Następnego ranka, wyczerpana i otępiała, dowlokłam się do gabinetu Matthew. Przywitał mnie ciepłym uśmiechem.
„Usiądź, chłopcze” – powiedział. „Będziesz musiał usiąść”.
„Co się dzieje?”
Położył teczkę na biurku.
„Twój ojciec był mądrym człowiekiem, Dawn” – powiedział. „Wiedział, że Charlotte prawdopodobnie cię wyrzuci, jak tylko przejmie kontrolę nad domem”.

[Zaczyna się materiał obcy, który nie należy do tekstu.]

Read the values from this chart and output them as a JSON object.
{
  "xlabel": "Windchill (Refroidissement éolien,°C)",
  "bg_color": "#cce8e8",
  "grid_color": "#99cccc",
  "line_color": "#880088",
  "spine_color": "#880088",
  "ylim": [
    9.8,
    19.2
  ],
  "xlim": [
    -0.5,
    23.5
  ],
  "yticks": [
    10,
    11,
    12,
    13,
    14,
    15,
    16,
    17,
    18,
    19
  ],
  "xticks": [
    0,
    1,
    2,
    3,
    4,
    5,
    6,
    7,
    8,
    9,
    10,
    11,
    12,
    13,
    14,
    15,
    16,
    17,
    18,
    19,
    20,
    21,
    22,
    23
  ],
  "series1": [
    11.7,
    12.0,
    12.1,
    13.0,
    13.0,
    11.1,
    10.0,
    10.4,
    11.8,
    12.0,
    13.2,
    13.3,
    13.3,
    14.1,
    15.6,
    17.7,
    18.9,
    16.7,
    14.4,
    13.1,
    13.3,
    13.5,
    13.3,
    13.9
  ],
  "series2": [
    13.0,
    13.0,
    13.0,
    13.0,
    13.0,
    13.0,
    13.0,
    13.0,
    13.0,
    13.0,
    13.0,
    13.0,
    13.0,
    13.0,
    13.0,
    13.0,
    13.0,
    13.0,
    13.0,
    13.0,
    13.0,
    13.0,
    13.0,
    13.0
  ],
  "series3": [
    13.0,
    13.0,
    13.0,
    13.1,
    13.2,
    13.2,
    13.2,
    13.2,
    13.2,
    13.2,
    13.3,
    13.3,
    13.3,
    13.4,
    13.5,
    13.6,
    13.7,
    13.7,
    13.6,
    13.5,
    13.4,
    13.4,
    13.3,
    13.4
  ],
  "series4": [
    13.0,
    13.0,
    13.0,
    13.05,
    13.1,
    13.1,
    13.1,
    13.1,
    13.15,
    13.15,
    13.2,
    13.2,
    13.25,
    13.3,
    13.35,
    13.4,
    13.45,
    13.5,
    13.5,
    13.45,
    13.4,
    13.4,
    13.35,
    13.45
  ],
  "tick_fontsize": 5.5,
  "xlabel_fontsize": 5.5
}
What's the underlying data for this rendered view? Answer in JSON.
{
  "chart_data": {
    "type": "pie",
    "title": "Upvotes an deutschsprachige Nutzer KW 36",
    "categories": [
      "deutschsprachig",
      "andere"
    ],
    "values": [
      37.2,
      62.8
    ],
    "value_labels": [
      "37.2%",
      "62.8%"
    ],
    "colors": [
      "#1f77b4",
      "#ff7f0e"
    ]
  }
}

“On wiedział?” Przełknęłam ślinę.
„Dlatego kazał mi to napisać” – powiedział.
Matthew otworzył plik.
Siedem lat temu twój ojciec odziedziczył znaczną sumę pieniędzy. Prawie dwa miliony dolarów. Pochodziły one od dalekiego krewnego, który nie miał dzieci, ale twój ojciec opiekował się nią, kiedy tego potrzebowała.
„Co?” – wykrztusiłem.
„Tak, ostatecznie nikomu z was nie powiedział. Ale jestem pewna, że miał ku temu powody. Ale w tym tkwi sedno, Dawn. Twój ojciec podzielił pieniądze między ciebie i Charlotte”.
„Czy ona też dostanie swoją część?” zapytałem powoli, a serce mi zamarło.
„Tak, Dawn. Ale jest jeden warunek. Charlotte musi dzielić z tobą dom po równo.”
Usiadłem. Nagle przede mną pojawiło się wyjście.
„Jeśli twoja siostra odmówi, nie dostanie absolutnie nic.”
„Jest jeszcze coś” – kontynuował. „Twój ojciec zostawił ci to”.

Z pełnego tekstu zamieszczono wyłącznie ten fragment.